Abstract

Ezra Pound's Canto I (1917), and the Hungarian Lőrinc Szabos first volume of poetry, Fold, Erdő, Isten (Earth, Forest, God — poems published between 1920 and 1921) seem to represent the same kind of discourse. Both poets employed classicist filters to induce modern sensibility and anxiety. Their poems are quasi narratives or scenes from ancient literature. Between 1917 and 1921 their response was similar to the same aspects of the past and to its textually and philologically relatable remains so that one particular citation allows manifold interpretation. There appears a borderline, a difference between the intertextual techniques of classical modernity and those of the second phase of modernity. The poets of classical modernity (Browning, Verlaine or the Hungarian Mihaly Babits) built up a fictive world to provide the scenery of the poem. The construction, the composition, the designable whole gained emphasis as an integral part of the work. The texts cited by Pound or Szabo are not integrated in the composition, they are left to appear as alien elements to demonstrate unidentifiability.
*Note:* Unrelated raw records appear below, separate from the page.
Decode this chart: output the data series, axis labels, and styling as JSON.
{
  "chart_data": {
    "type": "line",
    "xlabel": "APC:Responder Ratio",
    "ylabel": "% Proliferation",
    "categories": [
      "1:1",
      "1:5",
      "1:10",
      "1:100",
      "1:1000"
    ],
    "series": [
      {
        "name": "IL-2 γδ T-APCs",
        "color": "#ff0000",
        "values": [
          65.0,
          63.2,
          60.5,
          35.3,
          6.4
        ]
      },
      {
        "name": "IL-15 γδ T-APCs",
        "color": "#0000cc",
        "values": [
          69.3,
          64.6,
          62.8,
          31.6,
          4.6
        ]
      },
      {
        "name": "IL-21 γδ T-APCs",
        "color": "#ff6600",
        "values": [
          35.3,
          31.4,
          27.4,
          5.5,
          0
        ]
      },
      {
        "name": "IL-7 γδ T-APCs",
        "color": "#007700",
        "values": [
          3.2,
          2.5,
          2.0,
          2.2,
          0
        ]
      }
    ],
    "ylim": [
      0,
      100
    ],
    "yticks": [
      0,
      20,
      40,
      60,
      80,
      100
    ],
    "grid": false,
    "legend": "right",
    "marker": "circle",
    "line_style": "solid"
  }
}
They prove that no text can be a definite part of the composition because they all imply diverse and at times contradictory interpretations in different eras. This kind of intertextualization of classical materials differs not only from the method of classicization of the earlier, classical modernity, but also from the fashionable neo-classicism of the 1930s. In classical modernity and neo-classicism loan-texts emphasize the shaped character of classical culture. While classical modernity valued aspects of composition, neo-classicism aimed at mimicry of tone, rhetorical and poetic forms. In contrast, the second phase of modernity valued intertextuality in itself, free from all formal and logical restrictions.